Together with Walter Travers, Sparke represented the Puritan positions in a conference held at Lambeth in December 1584 with Archbishop John Whitgift and Cooper as Bishop of Winchester, Robert Dudley, 1st Earl of Leicester, and Francis Walsingham being present. They protested against the reading of the apocryphal scriptures in churches, against private and lay baptism, the use of the sign of the cross, the celebration of private communions, and the allowance of plurality and non-residence. Neither party was satisfied.

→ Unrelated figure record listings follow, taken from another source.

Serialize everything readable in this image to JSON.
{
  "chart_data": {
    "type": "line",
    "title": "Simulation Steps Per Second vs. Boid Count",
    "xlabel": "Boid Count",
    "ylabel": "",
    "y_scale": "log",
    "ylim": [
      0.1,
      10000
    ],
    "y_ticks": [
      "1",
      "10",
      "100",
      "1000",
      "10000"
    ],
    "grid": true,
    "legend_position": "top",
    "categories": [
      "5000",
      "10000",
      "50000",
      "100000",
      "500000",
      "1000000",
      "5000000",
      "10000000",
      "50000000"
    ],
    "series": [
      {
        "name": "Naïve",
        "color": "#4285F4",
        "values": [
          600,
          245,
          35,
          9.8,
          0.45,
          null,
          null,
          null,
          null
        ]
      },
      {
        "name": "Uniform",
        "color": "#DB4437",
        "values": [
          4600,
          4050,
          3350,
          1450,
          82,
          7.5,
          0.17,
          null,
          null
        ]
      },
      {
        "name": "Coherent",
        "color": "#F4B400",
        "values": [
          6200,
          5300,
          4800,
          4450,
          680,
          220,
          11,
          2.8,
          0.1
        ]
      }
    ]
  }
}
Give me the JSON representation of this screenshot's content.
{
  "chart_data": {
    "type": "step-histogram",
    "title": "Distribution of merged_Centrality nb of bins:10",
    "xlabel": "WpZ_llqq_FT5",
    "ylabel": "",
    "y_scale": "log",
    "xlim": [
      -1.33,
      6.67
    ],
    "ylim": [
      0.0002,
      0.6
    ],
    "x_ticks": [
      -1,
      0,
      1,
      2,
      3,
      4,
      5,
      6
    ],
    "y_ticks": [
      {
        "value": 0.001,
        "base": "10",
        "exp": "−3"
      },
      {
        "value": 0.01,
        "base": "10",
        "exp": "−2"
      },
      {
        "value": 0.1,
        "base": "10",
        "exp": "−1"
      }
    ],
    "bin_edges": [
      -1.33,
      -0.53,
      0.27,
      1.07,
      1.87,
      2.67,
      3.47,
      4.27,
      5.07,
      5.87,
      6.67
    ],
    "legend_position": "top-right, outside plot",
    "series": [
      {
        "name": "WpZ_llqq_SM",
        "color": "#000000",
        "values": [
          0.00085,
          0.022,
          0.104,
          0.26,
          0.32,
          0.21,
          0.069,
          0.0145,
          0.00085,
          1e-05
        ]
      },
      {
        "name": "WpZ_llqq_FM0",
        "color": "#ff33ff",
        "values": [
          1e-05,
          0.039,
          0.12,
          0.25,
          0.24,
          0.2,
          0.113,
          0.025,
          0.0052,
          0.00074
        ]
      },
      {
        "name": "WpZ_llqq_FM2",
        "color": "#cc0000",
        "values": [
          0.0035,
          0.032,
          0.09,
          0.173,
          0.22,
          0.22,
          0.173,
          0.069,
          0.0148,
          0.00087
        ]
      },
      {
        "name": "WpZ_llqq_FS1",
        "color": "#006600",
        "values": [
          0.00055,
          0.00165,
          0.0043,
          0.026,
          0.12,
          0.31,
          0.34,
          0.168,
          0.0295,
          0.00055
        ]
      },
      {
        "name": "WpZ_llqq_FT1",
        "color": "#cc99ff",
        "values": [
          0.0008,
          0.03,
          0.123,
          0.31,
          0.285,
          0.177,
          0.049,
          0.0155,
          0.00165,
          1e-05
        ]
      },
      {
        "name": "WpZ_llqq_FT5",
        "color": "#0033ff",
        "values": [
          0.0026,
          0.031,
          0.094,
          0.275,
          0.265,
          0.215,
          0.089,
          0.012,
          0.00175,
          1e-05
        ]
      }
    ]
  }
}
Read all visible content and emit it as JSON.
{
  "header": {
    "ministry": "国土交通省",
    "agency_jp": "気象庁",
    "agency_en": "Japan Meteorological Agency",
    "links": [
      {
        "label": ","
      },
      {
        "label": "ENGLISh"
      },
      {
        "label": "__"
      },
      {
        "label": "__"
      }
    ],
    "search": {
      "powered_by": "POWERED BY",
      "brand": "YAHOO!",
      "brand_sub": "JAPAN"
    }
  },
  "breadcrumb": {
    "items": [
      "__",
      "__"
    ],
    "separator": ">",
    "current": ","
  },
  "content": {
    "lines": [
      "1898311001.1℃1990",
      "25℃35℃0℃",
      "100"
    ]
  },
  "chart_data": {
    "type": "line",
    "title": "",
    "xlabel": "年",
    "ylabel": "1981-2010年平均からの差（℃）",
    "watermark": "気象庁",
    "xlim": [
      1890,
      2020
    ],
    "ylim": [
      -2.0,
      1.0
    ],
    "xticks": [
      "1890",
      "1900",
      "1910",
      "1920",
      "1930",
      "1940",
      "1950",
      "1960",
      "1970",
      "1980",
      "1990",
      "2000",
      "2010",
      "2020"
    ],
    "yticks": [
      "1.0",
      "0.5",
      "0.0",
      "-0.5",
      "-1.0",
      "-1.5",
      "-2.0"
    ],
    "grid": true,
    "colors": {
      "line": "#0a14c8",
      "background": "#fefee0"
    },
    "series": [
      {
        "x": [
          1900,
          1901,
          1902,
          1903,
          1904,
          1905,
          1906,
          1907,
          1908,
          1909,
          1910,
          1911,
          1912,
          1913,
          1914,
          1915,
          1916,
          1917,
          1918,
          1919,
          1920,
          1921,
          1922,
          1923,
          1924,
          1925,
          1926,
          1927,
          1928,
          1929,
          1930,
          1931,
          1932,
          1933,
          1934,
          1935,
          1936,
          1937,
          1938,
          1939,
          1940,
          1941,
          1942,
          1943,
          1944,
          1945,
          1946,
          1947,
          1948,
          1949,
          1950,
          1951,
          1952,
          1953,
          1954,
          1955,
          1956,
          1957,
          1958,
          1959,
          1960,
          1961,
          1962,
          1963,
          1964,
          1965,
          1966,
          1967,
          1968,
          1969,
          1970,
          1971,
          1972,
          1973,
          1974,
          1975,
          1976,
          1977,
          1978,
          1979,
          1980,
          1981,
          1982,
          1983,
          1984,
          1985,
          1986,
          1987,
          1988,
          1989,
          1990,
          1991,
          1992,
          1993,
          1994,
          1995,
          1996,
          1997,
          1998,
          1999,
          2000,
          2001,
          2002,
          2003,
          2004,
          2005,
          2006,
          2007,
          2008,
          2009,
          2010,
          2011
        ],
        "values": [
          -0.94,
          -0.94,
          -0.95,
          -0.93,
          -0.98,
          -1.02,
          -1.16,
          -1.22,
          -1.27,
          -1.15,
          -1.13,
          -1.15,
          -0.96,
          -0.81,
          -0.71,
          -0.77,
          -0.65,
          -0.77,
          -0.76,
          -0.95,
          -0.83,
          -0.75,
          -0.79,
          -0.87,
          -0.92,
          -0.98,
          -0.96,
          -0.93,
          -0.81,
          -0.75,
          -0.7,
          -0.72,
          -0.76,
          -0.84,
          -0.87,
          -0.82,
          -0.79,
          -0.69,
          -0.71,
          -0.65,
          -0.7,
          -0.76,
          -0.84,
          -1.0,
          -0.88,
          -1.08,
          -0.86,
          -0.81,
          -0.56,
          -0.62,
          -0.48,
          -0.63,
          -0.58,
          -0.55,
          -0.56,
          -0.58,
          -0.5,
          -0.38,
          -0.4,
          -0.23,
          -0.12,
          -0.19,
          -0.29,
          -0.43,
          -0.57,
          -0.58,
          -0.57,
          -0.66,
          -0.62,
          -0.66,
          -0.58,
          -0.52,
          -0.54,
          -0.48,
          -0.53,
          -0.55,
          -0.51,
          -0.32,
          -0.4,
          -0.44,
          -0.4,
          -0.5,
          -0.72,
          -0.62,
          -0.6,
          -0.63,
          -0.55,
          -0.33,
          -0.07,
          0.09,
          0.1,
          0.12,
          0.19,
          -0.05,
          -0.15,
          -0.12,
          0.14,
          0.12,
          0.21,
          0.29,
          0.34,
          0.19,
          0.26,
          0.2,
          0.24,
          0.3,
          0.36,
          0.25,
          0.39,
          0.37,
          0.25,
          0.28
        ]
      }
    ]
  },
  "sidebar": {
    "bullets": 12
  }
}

On 14 September 1585 Sparke preached at Chenies, Buckinghamshire, a funeral sermon on Francis Russell, 2nd Earl of Bedford; he also preached at the funeral of his patron, Lord Grey de Wilton, on 22 November 1593, at Whaddon, Buckinghamshire. In 1591 he published an Answere to Mr. John de Albine's notable Discourse against Heresies, against Jean d'Albin de Valsergues; his opponent's complete text is inserted and answered chapter by chapter.
He was summoned by James I to the Hampton Court conference in 1603 as a nonconformist; Anthony à Wood says that he appeared there in 1604 unconventionally dressed, and he reportedly said little. The king, however, was gracious. Sparke, in later writing A Brotherly Persuasion to Unity and Uniformity in Judgment and Practice (1607), adopted an eirenic line.[2] He was attacked in An Antidote against the Pestiferous Writings of all English Sectaries ... in particular against Dr. Sparke, (1615) by Sylvester Norris.
Sparke died at Bletchley on 8 October 1616. He was buried in the chancel of the parish church, where a monument with an epitaph was erected to him by his eldest son.
Sparke married Rose, youngest daughter of John Inkforbye, merchant, of Ipswich. Of their ten children, only five survived her death on 7 August 1615. Of the sons, William Sparke (1587–1641) became chaplain to George Villiers, 1st Duke of Buckingham, and succeeded his father as incumbent of Bletchley, but fell into debt and was forced to quit.